La FAO donne les grandes lignes de l'élevage du futur : un monde rural existant, des produits sains et à faible émission de carbone.
Réunis le 20 janvier à Berlin, les ministres de l'agriculture de différents pays ont participé au 10e forum mondial pour l'alimentation et l'agriculture organisé par la FAO (l'organisation des nations unies pour l'alimentation et l'agriculture).
L'organisme révélait que plus de la moitié des personnes pauvres rurales à travers le monde sont des éleveurs.

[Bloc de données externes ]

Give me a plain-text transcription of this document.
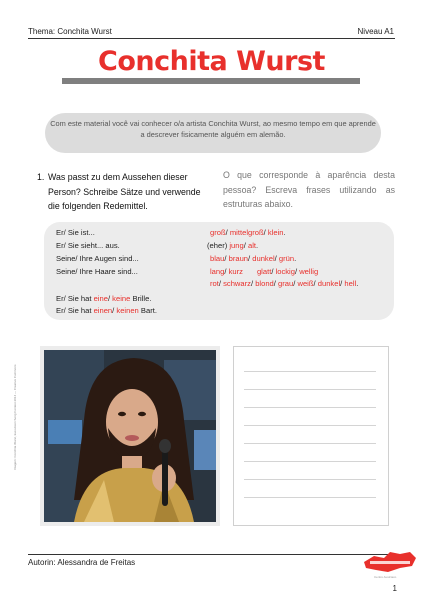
Thema: Conchita Wurst	Niveau A1
Conchita Wurst
Com este material você vai conhecer o/a artista Conchita Wurst, ao mesmo tempo em que aprende a descrever fisicamente alguém em alemão.
1. Was passt zu dem Aussehen dieser
Person? Schreibe Sätze und verwende
die folgenden Redemittel.
O que corresponde à aparência desta pessoa? Escreva frases utilizando as estruturas abaixo.
Er/ Sie ist...
Er/ Sie sieht... aus.
Seine/ Ihre Augen sind...
Seine/ Ihre Haare sind...
groß/ mittelgroß/ klein.
(eher) jung/ alt.
blau/ braun/ dunkel/ grün.
lang/ kurz glatt/ lockig/ wellig
rot/ schwarz/ blond/ grau/ weiß/ dunkel/ hell.
Er/ Sie hat eine/ keine Brille.
Er/ Sie hat einen/ keinen Bart.
Imagem: Conchita Wurst, Eurovision Song Contest 2014 — Creative Commons
Autorin: Alessandra de Freitas
Centro Austríaco
1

José Graziano da Silva, directeur général de la FAO, a déclaré : « Le secteur de l'élevage est essentiel pour maintenir une certaine sécurité alimentaire et contribuer aux moyens d'existence ruraux. Les pays de la communauté internationale doivent travailler ensemble en vue d'assurer la contribution du secteur au développement durable ». Le directeur accorde une importance à ce que les éleveurs soient formés aux bonnes techniques et technologies pour qu'ils participent et bénéficient de la croissance du secteur.

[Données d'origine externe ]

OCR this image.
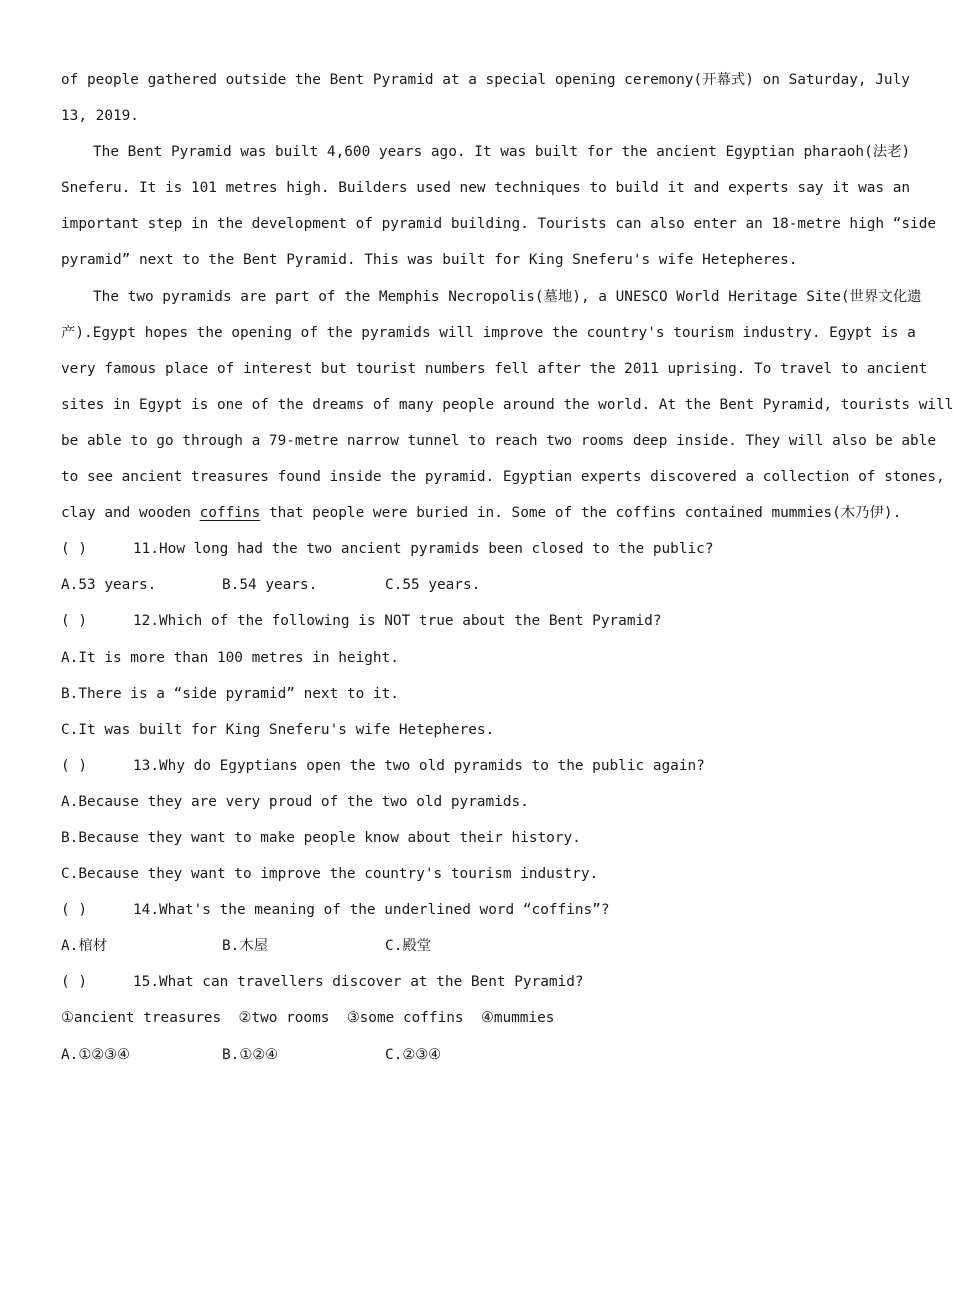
of people gathered outside the Bent Pyramid at a special opening ceremony(开幕式) on Saturday, July
13, 2019.
The Bent Pyramid was built 4,600 years ago. It was built for the ancient Egyptian pharaoh(法老)
Sneferu. It is 101 metres high. Builders used new techniques to build it and experts say it was an
important step in the development of pyramid building. Tourists can also enter an 18-metre high “side
pyramid” next to the Bent Pyramid. This was built for King Sneferu's wife Hetepheres.
The two pyramids are part of the Memphis Necropolis(墓地), a UNESCO World Heritage Site(世界文化遗
产).Egypt hopes the opening of the pyramids will improve the country's tourism industry. Egypt is a
very famous place of interest but tourist numbers fell after the 2011 uprising. To travel to ancient
sites in Egypt is one of the dreams of many people around the world. At the Bent Pyramid, tourists will
be able to go through a 79-metre narrow tunnel to reach two rooms deep inside. They will also be able
to see ancient treasures found inside the pyramid. Egyptian experts discovered a collection of stones,
clay and wooden coffins that people were buried in. Some of the coffins contained mummies(木乃伊).
( )	11.How long had the two ancient pyramids been closed to the public?
A.53 years.	B.54 years.	C.55 years.
( )	12.Which of the following is NOT true about the Bent Pyramid?
A.It is more than 100 metres in height.
B.There is a “side pyramid” next to it.
C.It was built for King Sneferu's wife Hetepheres.
( )	13.Why do Egyptians open the two old pyramids to the public again?
A.Because they are very proud of the two old pyramids.
B.Because they want to make people know about their history.
C.Because they want to improve the country's tourism industry.
( )	14.What's the meaning of the underlined word “coffins”?
A.棺材	B.木屋	C.殿堂
( )	15.What can travellers discover at the Bent Pyramid?
①ancient treasures  ②two rooms  ③some coffins  ④mummies
A.①②③④	B.①②④	C.②③④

Concernant l'aspect environnemental, José Graziano da Silva rappelait que la réduction des émissions de carbone par l'élevage était possible grâce à certaines pratiques bien connues (gestion du pâturage, sélection des fourrages, recyclage des nutriments et de l'énergie provenant des déchets d'origine animale).
Enfin, la FAO qui travaille au profit de la santé animale et humaine reconnaît la nécessité de lutter contre la résistance aux antibiotiques. « La FAO aide de nombreux pays à développer et à mettre en œuvre des plans nationaux de lutte contre la résistance aux antimicrobiens », indiquait son directeur.